Frères et sœurs, Amis en Christ,
Lorsqu’ une famille vient de perdre un être cher, l’évocation de souvenirs occupe souvent le temps de l’attente des obsèques. Chacun y va de son petit refrain pour réveiller le passé aux mille teintes : les complicités partagées, l’amour reçu en héritage… Un brin de nostalgie qui attriste le cœur peut même s’y glisser. La mort ayant condamné tout chemin d’avenir, c’est le retour en arrière qui entretien l’illusion de la présence. Cette même ambiance a envahi l’esprit des apôtres après la mort de Jésus. Aussi a-t-on parfois appelé la solennité de l’Ascension, la « fête des séparations ». Sans doute y-a-t-il une part de vrai dans cette formule.
Il est donc légitime que l’Ascension tourne nos regards vers le ciel, dans le sens où le ciel est pour nous la « Maison du Père ». Chacun de nous a vécu la perte d’un être aimé : qui un parent, qui un enfant, qui un ami. Quand ils nous ont quittés, la rupture des liens visibles est si déchirante qu’elle a envahi les sentiments, les angoisses et les questions que j’ai souvent recueillis comme aumônier d’hôpital : « j’ai peur du vide créé par le départ de l’être aimé … « un seul être vous manque et tout est dépeuplé », pourquoi me laisse-t-il seul ? où se trouve la sortie de secours ? qu’y a—t-il derrière la porte ?
Mes amis, toutes ces questions sont légitimes. Pourtant, guidé par la foi, qui parmi-nous n’a pas retrouvé la force, la paix, voir la profonde certitude que désormais nous avons auprès de Dieu des intercesseurs qui apaisent nos solitudes inhumaines, nos tentations du désespoir ?
Le moment où le Seigneur va quitter ses amis en s’arrachant à leur regard charnel, n’a rien à voir avec une frontière. La tradition liturgique dira dans la profession de foi du symbole des apôtres que Jésus est « monté au ciel ». Mais qu’est-ce que le ciel, sinon une image pour dire le lieu de Dieu, ou bien une façon de dire que Jésus est pleinement en Dieu ? En tout cas, Jésus est ailleurs. Les disciples ne peuvent plus le voir. Il n’est pas dans un endroit précis, un lieu cartographié, un lieu qu’on peut définir. A partir de maintenant Jésus n’est plus la propriété privée des disciples, ni même d’une religion, voire d’une église. On ne peut l’enfermer dans une doctrine. Jésus le Christ va être là, partout à la fois, partout où l’on parle de lui, partout où on le cherche.

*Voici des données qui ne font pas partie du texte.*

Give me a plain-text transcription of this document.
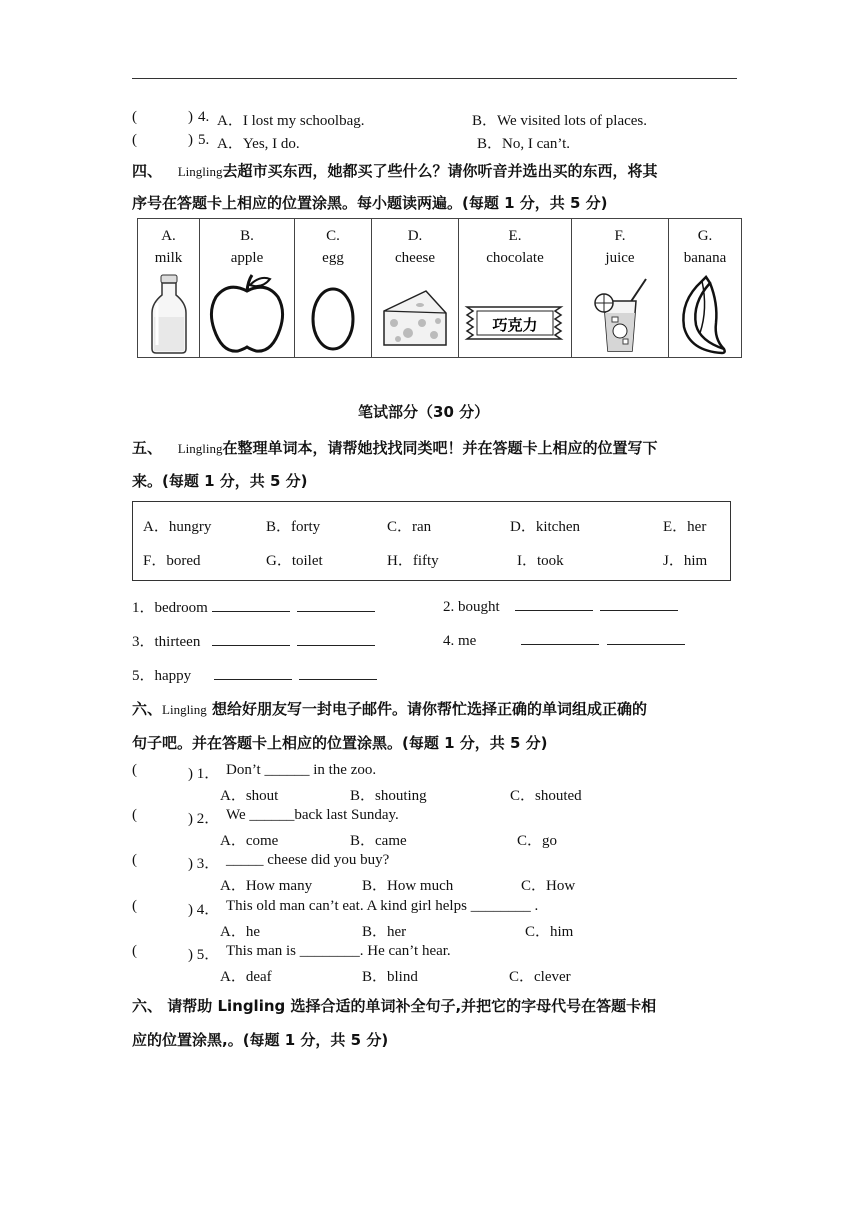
(	) 4. A．I lost my schoolbag.	B．We visited lots of places.
(	) 5. A．Yes, I do.	B．No, I can’t.
四、 Lingling去超市买东西，她都买了些什么？请你听音并选出买的东西，将其
序号在答题卡上相应的位置涂黑。每小题读两遍。(每题 1 分，共 5 分)
A.
milk

B.
apple

C.
egg

D.
cheese

E.
chocolate
巧克力

F.
juice

G.
banana
笔试部分（30 分）
五、 Lingling在整理单词本，请帮她找找同类吧！并在答题卡上相应的位置写下
来。(每题 1 分，共 5 分)
A．hungry	B．forty	C．ran	D．kitchen	E．her
F．bored	G．toilet	H．fifty	I．took	J．him
1．bedroom	2. bought
3．thirteen	4. me
5．happy
六、Lingling 想给好朋友写一封电子邮件。请你帮忙选择正确的单词组成正确的
句子吧。并在答题卡上相应的位置涂黑。(每题 1 分，共 5 分)
(	) 1． Don’t ______ in the zoo.
A．shout	B．shouting	C．shouted
(	) 2． We ______back last Sunday.
A．come	B．came	C．go
(	) 3． _____ cheese did you buy?
A．How many	B．How much	C．How
(	) 4． This old man can’t eat. A kind girl helps ________ .
A．he	B．her	C．him
(	) 5． This man is ________. He can’t hear.
A．deaf	B．blind	C．clever
六、 请帮助 Lingling 选择合适的单词补全句子,并把它的字母代号在答题卡相
应的位置涂黑,。(每题 1 分，共 5 分)
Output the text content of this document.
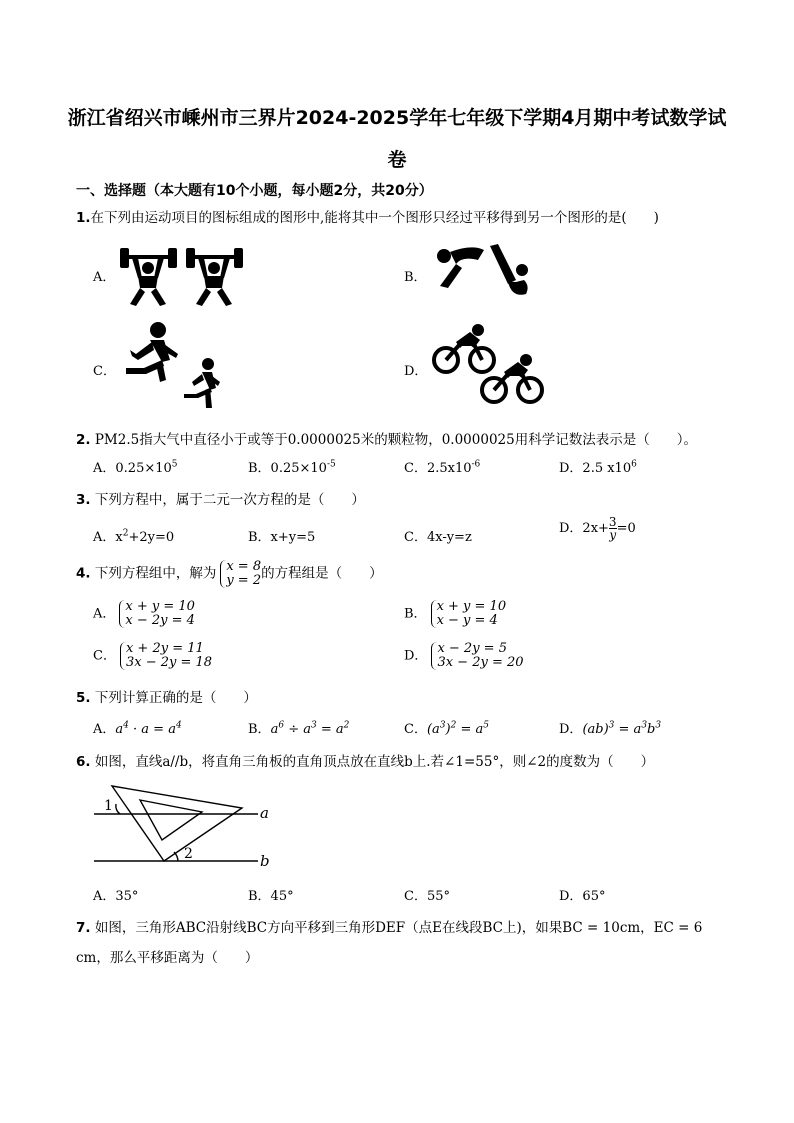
浙江省绍兴市嵊州市三界片2024-2025学年七年级下学期4月期中考试数学试
卷
一、选择题（本大题有10个小题，每小题2分，共20分）
1.在下列由运动项目的图标组成的图形中,能将其中一个图形只经过平移得到另一个图形的是(　　)
A．	B．
C．	D．
2. PM2.5指大气中直径小于或等于0.0000025米的颗粒物，0.0000025用科学记数法表示是（　　）。
A．$0.25\times 10^5$	B．$0.25\times 10^{-5}$	C．$2.5x10^{-6}$	D．2.5 $x10^6$
3. 下列方程中，属于二元一次方程的是（　　）
A．$x^2+2y=0$	B．x+y=5	C．4x-y=z
D．$2x+ \frac{3}{y} =0$
4. 下列方程组中，解为 x = 8
y = 2的方程组是（　　）
A． x + y = 10
x − 2y = 4	B． x + y = 10
x − y = 4
C． x + 2y = 11
3x − 2y = 18	D． x − 2y = 5
3x − 2y = 20
5. 下列计算正确的是（　　）
A．$a^4 \cdot a = a^4$	B．$a^6 \div a^3 = a^2$	C．$(a^3)^2 = a^5$	D．$(ab)^3 = a^3b^3$
6. 如图，直线a//b，将直角三角板的直角顶点放在直线b上.若∠1=55°，则∠2的度数为（　　）
1
2
a
b
A．35°	B．45°	C．55°	D．65°
7. 如图，三角形ABC沿射线BC方向平移到三角形DEF（点E在线段BC上)，如果BC = 10cm，EC = 6
cm，那么平移距离为（　　）
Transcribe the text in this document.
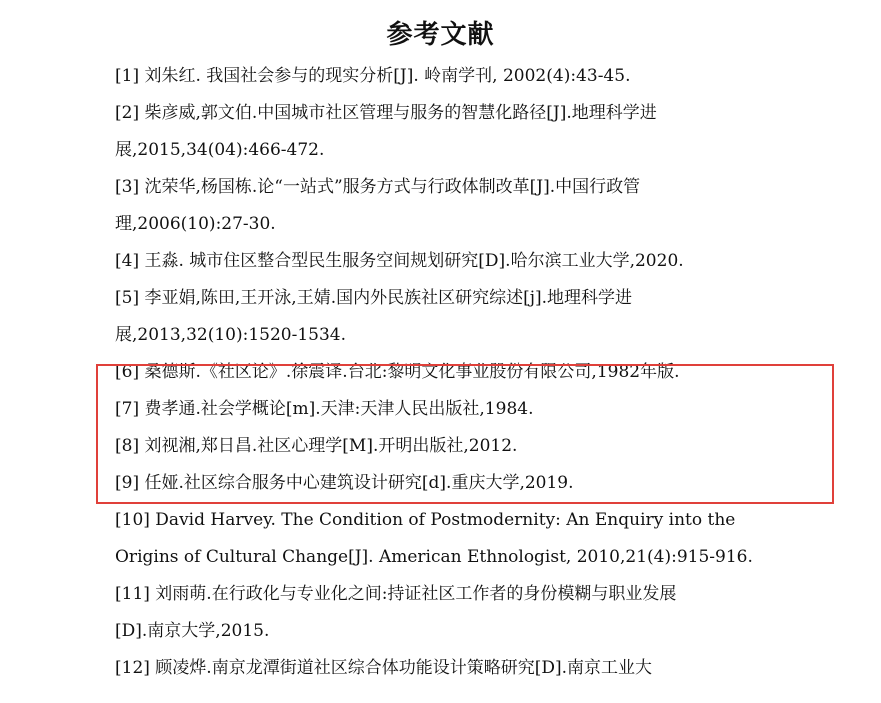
参考文献
[1] 刘朱红. 我国社会参与的现实分析[J]. 岭南学刊, 2002(4):43-45.
[2] 柴彦威,郭文伯.中国城市社区管理与服务的智慧化路径[J].地理科学进
展,2015,34(04):466-472.
[3] 沈荣华,杨国栋.论“一站式”服务方式与行政体制改革[J].中国行政管
理,2006(10):27-30.
[4] 王淼. 城市住区整合型民生服务空间规划研究[D].哈尔滨工业大学,2020.
[5] 李亚娟,陈田,王开泳,王婧.国内外民族社区研究综述[j].地理科学进
展,2013,32(10):1520-1534.
[6] 桑德斯.《社区论》.徐震译.台北:黎明文化事业股份有限公司,1982年版.
[7] 费孝通.社会学概论[m].天津:天津人民出版社,1984.
[8] 刘视湘,郑日昌.社区心理学[M].开明出版社,2012.
[9] 任娅.社区综合服务中心建筑设计研究[d].重庆大学,2019.
[10] David Harvey. The Condition of Postmodernity: An Enquiry into the
Origins of Cultural Change[J]. American Ethnologist, 2010,21(4):915-916.
[11] 刘雨萌.在行政化与专业化之间:持证社区工作者的身份模糊与职业发展
[D].南京大学,2015.
[12] 顾凌烨.南京龙潭街道社区综合体功能设计策略研究[D].南京工业大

De génération en génération, il sera partout où il est prié, chanté, célébré et parfois cela se produira dans des lieux improbables, auprès de personnes aux parcours de vie peu recommandables.
Oui, avec un magnifique optimisme Jésus a ouvert l’avenir de ses disciples à l’inattendu de Dieu. Aucun accent rétro dans son discours d’Adieu, tout est orienté vers demain.
Jésus ne nous demande pas de nous évader de l’histoire, mais de l’écrire avec lui. Sur tous les chantiers de la douleur humaine, le Christ cherche encore aujourd’hui des sourciers capables d’étancher l’inextinguible soif d’amour des hommes.
Frères et sœurs : allez, proclamez, courez les risques de l’Amour. Jésus nous a promis de travailler tous les jours avec nous, pourvu que nous entrions pleinement dans le dynamisme de l’Esprit Saint qu’il nous enverra dans dix jours. L’horizon est immense, l’œuvre est passionnante : aimer les autres, aimer quelques fois maladroitement, mais ne jamais se lasser d’aimer.
Ami, cette fête de l’Ascension fait résonner en moi les premières paroles du pape Léon XlV nous conviant à « construire des ponts » entre le passé et l’avenir.
Elle me fait aussi penser au titre d’un film culte des années 1985, que tu as certainement vu. Il invitait à apprendre du passé, à agir dans le présent et à façonner l’avenir. Alors ? As-tu deviné ce beau titre ? « Retour vers le futur ».